Da una parte spiega la «necessità di dialogare e confrontarsi sempre, con ogni realtà del tessuto sociale», ribadendo comunque le «distanze su molti punti con i centri sociali», dall’altra è in disaccordo con chi lo critica: «Dalle nostre parti si dice che parlare, legittimare. È proprio l’idea dei farisei, che dicevano che Gesù si faceva pubblicano perché parlava con i pubblicani» spiega in un documentario a lui dedicato Il Vangelo secondo Matteo Z. Professione vescovo.

 A tre anni dal suo arrivo a Bologna, L’Espresso ne fa un ritratto compiuto: «Matteo Zuppi, arcivescovo di Bologna, è una di quelle rarissime persone dotate di un carisma vero, nel gergo di New York lo chiamerebbero “Mensch”, una parola che in yiddish significa “uomo”, e che viene usata per uomini e donne capaci di ascoltare allo stesso modo gli umili e i potenti e soprattutto di assumersi le responsabilità».

La città emiliana diventa, così, un laboratorio di quella che sarà la sua immagine del parroco di tutti, in dialogo con gli ultimi. Come il papa con Santa Marta, anche lui va a vivere nella casa del clero, non nell’arcivescovado, preferendo la compagnia degli anziani sacerdoti in pensione.

Va in Curia e per le strade di Bologna in bicicletta, e viene in mente l’immagine di Olinto Marella, il religioso dei poveri beatificato proprio a Bologna nel 2020. 
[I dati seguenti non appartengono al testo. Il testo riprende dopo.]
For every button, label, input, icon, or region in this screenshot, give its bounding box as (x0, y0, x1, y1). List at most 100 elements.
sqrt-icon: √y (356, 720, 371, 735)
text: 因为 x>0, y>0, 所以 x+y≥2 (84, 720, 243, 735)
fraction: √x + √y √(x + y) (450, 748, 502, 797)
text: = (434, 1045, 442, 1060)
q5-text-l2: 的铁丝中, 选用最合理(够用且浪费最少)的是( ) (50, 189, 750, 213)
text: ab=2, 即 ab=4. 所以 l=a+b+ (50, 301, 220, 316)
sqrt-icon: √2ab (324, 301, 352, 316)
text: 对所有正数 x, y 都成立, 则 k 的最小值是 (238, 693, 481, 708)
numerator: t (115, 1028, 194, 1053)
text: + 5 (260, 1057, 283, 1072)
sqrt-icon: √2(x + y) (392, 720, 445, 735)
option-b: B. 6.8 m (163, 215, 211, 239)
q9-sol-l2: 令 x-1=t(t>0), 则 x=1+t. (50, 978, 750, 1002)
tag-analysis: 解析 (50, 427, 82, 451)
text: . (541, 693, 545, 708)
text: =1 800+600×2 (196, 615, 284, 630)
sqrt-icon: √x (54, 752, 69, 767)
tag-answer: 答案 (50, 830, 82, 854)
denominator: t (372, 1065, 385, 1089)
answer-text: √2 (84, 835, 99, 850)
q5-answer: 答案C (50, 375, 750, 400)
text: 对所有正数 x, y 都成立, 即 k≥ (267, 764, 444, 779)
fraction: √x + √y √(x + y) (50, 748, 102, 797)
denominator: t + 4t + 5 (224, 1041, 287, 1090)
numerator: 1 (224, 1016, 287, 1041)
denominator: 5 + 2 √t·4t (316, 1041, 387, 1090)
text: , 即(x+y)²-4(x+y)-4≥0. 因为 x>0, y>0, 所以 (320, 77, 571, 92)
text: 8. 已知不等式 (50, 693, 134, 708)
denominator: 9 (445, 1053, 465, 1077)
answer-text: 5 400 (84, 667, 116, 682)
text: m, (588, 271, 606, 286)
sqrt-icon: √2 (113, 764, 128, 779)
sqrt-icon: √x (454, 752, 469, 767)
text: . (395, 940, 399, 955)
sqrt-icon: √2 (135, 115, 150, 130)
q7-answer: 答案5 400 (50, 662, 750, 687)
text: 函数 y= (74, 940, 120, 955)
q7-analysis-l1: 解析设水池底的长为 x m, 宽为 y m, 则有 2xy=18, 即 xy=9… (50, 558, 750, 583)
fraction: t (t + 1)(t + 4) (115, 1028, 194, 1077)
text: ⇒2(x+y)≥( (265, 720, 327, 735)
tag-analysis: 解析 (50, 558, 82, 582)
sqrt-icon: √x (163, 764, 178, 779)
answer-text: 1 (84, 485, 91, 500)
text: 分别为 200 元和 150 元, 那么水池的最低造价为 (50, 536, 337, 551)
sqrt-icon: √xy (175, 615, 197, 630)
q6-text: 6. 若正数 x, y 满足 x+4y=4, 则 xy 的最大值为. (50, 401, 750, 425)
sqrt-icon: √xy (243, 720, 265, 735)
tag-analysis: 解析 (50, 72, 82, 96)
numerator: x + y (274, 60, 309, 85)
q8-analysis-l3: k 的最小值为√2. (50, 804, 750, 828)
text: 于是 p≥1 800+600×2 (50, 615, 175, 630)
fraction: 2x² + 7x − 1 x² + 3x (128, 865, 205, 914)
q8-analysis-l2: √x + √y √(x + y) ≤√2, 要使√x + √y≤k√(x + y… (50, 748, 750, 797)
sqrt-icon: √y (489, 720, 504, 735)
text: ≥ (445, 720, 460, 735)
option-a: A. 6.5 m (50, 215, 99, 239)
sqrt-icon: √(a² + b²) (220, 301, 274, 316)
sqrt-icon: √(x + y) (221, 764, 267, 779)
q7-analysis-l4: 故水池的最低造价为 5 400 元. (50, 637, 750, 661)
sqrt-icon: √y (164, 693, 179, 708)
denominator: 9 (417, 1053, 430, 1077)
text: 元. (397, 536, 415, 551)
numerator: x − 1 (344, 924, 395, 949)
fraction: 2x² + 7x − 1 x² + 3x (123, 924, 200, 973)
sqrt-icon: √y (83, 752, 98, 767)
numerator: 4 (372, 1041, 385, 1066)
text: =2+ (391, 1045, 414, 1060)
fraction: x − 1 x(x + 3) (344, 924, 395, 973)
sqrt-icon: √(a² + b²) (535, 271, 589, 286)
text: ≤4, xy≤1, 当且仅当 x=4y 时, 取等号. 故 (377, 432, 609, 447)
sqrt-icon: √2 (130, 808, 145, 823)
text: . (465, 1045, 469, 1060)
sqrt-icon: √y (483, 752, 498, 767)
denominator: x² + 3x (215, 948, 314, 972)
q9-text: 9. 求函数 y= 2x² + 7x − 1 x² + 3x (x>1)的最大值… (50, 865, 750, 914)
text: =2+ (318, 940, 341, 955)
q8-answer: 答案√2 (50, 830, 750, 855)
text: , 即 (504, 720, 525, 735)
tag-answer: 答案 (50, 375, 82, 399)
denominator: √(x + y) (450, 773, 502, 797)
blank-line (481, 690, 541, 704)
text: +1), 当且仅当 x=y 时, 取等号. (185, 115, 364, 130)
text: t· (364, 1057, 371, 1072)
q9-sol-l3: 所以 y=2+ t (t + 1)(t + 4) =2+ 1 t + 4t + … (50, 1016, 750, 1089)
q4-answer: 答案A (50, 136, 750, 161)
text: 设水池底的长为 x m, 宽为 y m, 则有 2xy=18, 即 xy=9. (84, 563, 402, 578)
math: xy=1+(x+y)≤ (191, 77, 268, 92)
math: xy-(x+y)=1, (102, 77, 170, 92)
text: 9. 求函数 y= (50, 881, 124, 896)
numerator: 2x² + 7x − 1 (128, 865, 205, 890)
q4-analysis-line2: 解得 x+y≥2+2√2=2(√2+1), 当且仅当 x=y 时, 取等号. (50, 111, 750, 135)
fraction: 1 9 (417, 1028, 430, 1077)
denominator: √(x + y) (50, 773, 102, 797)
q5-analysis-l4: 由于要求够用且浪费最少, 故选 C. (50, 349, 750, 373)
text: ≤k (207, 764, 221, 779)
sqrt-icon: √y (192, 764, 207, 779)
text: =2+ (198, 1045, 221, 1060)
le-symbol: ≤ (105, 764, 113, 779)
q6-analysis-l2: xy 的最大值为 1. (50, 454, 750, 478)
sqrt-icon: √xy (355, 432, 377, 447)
Matteo Matzuzzi sul Foglio ha scritto: «Fermarsi alla solita e un po’ stantia melassa sull’essere prete di strada e vicino agli ultimi (…) farebbe un torto prima di tutto a lui. Matteo Zuppi non è il curato d’Ars, non è in cerca di beatificazioni e canonizzazioni». Ciononostante, la realtà bolognese ha contribuito a fare di Zuppi quel cardinale un po’ don che piace a tutti.